As to Coke’s legal argument, “Seizure of Jewish citizens’ property in Nazi Germany did not violate international law,” which it asserted as a basis to excuse a similar theft in Egypt, a Coke spokesman stated, “Mischaracterizing a legal citation from a 1997 court filing to suggest that it represents our Company’s broader, well-established views on universal human rights is inappropriate. To even remotely suggest that the Company somehow condones the Nazi seizure of property is ridiculous and offensive.”
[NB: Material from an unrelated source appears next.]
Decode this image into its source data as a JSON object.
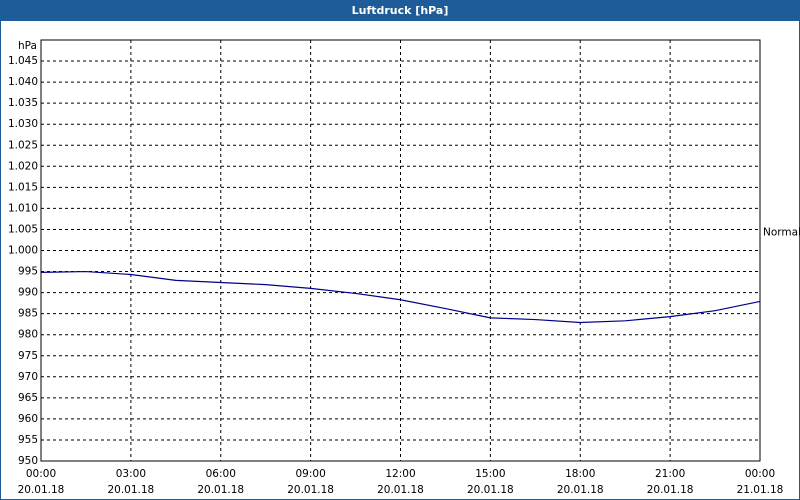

But constitutional attorneys Alyza Lewin and Nathan Lewin maintain that Coca-Cola’s pleadings speak for themselves. Coke claims its use of the Bigios’ property is legal because Nasser’s seizure of Jewish property was lawful. In making that argument, Coke adopted the position that “Nazi seizure of Jewish property was not an illegal act.”
As for the question of whether Coke chairman Muhtar Kent had dishonored his father’s legacy by advocating that “seizure of Jewish citizen’s property in Nazi Germany did not violate international law,” a Coke spokesman stated, “This is not relevant to this case.” When Kent’s office was called directly, the switchboard operator brusquely informed, “He does not wish to talk about it.”
But Bigio does want to talk about it. He says, the case is now between him and Muhtar Kent. Bigio insists, “Only Kent can do the right thing.”
Edwin Black is the award-winning and New York Times bestselling author of IBM and the Holocaust, as well as The Farhud: Roots of the Arab-Nazi Alliance in the Holocaust.